Summary

During the morning of Black Friday, we were alerted about delays in the sending of SMS messages. Shortly thereafter API-alerts were also triggered, indicating a service disruption on several endpoints.

Upon further investigation we identified that a component in the messaging chain, a database used to house the messages to be sent, was under heavy load and did not scale the way it was supposed to, causing degradation to SMS delivery. Manual scaling had an immediate effect and the platform started recovering. 

As a result of the service degradation many messages were only partially sent and manual efforts had to be taken to rectify these effects. As a result of the degradation some messages were partially duplicated due to automatic resends. 

Customer Impact

The immediate effect of the service degradation was delays to SMS messaging and a partial outage on our APIs between 10:22 and 10:51 CET. During this period many requests towards the application could not be handled and received 5xx-errors, while the majority of traffic was handled but with sub-standard response times. 

The customer impact was failing or delayed actions when performing actions through API, such as looking up contact data, redeeming promotions etc.
The customer impact of the SMS incident was that many messages were only partially sent. Measured on a platform level about 5% of the intended recipients did not receive their intended message, but individual messages had higher/lower failed delivery rates. 

As we were working to find a way to resend the affected messages, we were alerted to the fact that the service degradation had led to an unanticipated side effect. Automatic retries designed to make sure all messages are always delivered had led to batches of messages being sent multiple times, somehow bypassing the checks present to prevent such duplicates. Due to this, manual resending of failing messages was paused, and later cancelled, to avoid the risk of further duplicates being sent (a risk further increased by the general delays of delivery receipts from operators during Black Friday). All efforts were redirected towards finding the bug that had led to the duplicates being sent. As the day progressed with us unable to safely resend messages without risking duplicates, we reached a point where we deemed the failing SMS messages could no longer be sent. 

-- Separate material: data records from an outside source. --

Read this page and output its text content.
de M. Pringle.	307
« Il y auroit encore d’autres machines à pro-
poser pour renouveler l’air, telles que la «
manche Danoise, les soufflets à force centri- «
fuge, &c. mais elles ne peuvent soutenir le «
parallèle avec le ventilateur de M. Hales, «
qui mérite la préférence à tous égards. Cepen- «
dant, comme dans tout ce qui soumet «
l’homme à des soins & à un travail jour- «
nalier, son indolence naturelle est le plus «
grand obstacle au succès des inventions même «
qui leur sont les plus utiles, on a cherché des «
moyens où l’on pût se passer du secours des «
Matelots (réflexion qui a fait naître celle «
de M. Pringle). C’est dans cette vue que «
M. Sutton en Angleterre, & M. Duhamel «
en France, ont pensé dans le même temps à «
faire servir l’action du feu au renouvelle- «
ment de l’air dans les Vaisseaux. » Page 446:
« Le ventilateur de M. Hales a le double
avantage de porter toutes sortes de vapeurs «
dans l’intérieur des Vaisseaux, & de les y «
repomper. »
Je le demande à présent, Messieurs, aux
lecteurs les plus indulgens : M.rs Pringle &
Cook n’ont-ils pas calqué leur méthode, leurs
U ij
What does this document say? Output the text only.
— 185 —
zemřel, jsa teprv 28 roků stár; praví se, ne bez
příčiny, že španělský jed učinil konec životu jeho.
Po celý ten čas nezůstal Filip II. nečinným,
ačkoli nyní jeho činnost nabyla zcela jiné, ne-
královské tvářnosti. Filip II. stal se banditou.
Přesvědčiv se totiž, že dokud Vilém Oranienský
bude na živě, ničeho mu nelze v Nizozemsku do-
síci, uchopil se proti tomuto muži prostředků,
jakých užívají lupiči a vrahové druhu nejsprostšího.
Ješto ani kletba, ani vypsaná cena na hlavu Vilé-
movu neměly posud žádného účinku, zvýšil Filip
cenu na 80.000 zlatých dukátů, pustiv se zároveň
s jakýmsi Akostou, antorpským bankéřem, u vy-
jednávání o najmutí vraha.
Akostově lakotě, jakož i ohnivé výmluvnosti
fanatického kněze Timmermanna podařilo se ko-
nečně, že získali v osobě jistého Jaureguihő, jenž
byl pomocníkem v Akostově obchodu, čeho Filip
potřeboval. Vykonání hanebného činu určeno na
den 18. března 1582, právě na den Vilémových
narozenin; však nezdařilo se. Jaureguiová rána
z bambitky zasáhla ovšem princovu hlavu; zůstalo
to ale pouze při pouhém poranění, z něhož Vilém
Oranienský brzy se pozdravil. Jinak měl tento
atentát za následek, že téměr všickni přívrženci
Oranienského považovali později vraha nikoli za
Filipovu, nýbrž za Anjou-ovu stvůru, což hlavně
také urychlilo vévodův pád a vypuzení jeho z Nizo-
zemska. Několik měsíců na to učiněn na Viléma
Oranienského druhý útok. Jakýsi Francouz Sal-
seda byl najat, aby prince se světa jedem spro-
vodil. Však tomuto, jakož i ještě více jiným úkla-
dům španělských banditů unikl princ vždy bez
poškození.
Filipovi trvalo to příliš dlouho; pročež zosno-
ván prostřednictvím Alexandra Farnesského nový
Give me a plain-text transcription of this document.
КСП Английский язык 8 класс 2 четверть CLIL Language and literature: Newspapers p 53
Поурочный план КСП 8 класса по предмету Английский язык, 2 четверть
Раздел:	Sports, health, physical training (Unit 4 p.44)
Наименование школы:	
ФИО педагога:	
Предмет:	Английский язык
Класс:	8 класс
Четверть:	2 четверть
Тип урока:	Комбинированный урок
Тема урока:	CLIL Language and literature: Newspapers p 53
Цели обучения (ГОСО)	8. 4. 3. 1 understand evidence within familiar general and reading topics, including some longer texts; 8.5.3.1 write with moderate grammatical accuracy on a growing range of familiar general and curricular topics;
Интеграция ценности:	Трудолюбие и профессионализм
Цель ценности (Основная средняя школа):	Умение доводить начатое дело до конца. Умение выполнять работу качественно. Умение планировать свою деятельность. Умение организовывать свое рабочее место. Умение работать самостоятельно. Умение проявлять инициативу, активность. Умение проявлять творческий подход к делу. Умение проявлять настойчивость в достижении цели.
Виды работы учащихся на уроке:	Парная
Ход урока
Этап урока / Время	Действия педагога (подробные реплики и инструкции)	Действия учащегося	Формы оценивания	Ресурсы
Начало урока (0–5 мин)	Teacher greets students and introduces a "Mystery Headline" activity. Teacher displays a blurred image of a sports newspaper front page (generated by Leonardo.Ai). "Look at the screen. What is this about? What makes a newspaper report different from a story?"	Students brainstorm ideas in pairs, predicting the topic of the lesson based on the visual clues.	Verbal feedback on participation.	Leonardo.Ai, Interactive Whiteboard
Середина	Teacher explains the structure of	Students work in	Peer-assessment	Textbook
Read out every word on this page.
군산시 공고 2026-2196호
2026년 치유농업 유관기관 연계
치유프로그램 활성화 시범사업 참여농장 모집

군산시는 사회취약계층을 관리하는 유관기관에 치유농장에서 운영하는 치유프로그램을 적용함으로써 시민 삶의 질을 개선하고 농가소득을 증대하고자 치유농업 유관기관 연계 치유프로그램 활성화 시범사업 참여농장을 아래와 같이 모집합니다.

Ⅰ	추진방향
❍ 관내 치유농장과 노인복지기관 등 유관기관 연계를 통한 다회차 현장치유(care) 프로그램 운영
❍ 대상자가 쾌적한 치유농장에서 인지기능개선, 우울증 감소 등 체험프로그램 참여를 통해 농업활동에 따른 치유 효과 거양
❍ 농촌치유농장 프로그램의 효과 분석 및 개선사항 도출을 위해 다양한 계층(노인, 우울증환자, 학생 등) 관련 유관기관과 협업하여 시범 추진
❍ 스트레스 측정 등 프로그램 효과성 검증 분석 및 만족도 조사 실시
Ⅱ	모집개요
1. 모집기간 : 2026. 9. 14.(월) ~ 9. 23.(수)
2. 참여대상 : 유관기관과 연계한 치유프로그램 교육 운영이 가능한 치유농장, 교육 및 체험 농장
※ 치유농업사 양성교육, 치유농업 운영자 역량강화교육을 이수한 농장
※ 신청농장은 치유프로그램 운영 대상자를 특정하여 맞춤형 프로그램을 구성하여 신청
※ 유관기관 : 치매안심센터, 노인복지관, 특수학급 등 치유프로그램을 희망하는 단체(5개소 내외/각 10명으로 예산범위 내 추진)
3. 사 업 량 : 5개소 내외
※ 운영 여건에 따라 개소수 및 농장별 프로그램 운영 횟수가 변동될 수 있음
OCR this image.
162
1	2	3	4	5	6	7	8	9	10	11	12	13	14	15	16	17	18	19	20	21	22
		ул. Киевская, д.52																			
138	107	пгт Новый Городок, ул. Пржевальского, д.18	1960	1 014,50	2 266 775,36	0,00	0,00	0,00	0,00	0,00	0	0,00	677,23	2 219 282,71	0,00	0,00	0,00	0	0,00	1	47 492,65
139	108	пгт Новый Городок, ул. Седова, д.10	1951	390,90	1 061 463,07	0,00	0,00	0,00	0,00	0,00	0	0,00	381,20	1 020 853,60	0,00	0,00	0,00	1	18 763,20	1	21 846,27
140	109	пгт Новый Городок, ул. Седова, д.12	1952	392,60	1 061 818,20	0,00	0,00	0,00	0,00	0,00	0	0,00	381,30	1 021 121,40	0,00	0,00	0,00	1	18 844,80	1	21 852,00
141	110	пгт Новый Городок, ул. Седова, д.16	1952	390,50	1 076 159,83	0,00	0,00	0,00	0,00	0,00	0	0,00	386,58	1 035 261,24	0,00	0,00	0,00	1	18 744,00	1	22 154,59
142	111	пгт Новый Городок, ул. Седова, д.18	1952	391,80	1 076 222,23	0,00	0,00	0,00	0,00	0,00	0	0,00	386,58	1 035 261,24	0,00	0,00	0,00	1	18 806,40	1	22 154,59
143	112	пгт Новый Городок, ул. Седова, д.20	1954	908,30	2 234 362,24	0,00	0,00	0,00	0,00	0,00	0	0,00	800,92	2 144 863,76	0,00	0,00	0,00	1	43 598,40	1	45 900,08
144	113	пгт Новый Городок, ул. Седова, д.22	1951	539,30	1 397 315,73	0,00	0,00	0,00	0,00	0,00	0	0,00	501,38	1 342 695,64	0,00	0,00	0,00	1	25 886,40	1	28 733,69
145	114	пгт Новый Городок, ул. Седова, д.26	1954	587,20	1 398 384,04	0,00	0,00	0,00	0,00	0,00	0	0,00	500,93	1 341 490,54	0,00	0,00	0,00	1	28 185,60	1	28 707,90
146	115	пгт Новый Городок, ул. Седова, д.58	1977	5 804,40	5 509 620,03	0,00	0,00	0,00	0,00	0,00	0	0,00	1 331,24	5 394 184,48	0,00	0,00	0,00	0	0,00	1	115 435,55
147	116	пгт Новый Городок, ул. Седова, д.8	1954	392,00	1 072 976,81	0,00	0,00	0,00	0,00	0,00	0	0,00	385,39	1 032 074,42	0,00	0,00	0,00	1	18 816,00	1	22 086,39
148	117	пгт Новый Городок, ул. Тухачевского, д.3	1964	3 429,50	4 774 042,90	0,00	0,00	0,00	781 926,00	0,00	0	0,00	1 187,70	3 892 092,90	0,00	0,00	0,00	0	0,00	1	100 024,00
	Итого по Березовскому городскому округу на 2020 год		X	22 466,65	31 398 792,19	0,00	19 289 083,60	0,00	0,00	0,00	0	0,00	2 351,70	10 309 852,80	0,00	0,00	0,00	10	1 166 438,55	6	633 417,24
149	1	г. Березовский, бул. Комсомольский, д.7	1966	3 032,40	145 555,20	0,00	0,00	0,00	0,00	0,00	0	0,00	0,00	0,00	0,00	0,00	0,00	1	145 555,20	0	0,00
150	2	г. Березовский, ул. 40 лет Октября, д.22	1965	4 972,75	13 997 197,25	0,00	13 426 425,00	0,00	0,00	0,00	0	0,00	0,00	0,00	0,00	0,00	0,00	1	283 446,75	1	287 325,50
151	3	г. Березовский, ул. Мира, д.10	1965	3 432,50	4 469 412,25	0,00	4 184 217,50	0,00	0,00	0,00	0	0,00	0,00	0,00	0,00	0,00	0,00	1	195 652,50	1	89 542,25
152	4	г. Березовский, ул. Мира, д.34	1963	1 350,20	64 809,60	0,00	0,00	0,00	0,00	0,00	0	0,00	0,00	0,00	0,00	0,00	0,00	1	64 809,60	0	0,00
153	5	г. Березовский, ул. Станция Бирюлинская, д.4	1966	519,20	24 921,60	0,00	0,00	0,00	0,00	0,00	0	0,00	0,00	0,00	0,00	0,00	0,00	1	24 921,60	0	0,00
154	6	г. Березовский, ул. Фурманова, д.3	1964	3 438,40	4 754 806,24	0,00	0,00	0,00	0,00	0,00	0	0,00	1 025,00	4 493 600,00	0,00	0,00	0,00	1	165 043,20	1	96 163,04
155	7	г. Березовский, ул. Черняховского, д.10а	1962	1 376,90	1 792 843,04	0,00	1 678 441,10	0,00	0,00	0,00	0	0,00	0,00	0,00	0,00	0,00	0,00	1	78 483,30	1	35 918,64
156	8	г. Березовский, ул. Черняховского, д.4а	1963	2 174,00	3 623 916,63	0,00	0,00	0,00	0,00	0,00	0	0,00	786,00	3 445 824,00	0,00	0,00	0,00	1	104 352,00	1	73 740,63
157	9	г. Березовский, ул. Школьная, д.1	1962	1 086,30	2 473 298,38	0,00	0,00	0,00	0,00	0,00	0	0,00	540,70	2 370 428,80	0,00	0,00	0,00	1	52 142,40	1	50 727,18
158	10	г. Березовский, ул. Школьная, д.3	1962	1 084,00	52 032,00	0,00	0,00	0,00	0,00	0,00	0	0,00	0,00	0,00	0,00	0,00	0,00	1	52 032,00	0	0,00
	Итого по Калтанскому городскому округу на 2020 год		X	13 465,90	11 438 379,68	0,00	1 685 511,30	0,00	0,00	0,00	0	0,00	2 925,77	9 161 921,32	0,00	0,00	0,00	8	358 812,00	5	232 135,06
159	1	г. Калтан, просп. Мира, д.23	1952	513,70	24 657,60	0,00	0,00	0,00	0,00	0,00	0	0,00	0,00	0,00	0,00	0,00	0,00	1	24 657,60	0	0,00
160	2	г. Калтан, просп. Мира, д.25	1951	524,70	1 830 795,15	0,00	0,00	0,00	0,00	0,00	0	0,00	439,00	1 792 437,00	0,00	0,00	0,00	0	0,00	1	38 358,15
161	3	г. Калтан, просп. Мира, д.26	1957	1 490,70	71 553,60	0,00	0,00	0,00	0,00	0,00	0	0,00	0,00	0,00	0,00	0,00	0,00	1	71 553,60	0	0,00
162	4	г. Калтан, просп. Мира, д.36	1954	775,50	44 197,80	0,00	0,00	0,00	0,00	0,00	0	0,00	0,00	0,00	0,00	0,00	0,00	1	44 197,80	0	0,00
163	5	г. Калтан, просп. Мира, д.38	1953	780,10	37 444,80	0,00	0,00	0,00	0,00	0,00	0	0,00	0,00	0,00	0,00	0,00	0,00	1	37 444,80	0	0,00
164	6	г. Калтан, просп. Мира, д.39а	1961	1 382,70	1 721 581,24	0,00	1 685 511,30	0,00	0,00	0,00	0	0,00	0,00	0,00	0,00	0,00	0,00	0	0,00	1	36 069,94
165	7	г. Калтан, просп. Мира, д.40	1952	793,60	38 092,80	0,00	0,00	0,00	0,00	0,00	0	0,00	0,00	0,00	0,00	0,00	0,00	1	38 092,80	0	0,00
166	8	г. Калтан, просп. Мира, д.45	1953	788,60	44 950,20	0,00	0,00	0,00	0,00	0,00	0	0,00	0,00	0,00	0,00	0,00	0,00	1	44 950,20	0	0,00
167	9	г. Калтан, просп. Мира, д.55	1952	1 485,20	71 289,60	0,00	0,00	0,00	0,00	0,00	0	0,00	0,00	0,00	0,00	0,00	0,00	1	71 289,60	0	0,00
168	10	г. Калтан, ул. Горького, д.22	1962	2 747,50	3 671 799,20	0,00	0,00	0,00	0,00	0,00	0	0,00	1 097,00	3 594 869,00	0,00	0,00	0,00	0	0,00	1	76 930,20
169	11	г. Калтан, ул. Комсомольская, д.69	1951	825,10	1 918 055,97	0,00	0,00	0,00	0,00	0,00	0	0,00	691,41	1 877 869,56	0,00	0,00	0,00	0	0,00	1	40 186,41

When this decision had been made, a manual effort was started to change the information shown in the application. From showing messages as ”sending” to ”sent”, to indicate that no further attempts on delivery were going to be made. Due to the nature of the incident, with duplicates and manual intervention, the stats for the affected messages will never be fully accurate. The actual deviation for the messages will vary, but all messages will see erroneous data in the delivery stats, making it very hard to follow up on the effect of the delivery.  

Root Cause and Mitigation

• A sudden burst of requests and severe load on the SMS SQL server led to long response times and eventually timeouts in connections when a service designed to auto scale failed to do so sufficiently. Manual scaling mitigated the immediate problem.
• Several steps were taken to prevent duplicate SMS messages in the event of service degradation, and the functionality is now more robust. This includes code changes to Engage and related services.
• Monitoring of the affected SQL server has been increased.

Next Steps

• Further investigations will be made to fully understand why the scaling didn’t work as intended for the affected resources in the Messaging pipeline. 
• Investigations will be made to understand if, and why, this pipeline degradation influenced API performance and actions taken to mitigate the risks indicated by those findings.
• We’re implementing further improvements to prevent unintended duplicates when in similar situations.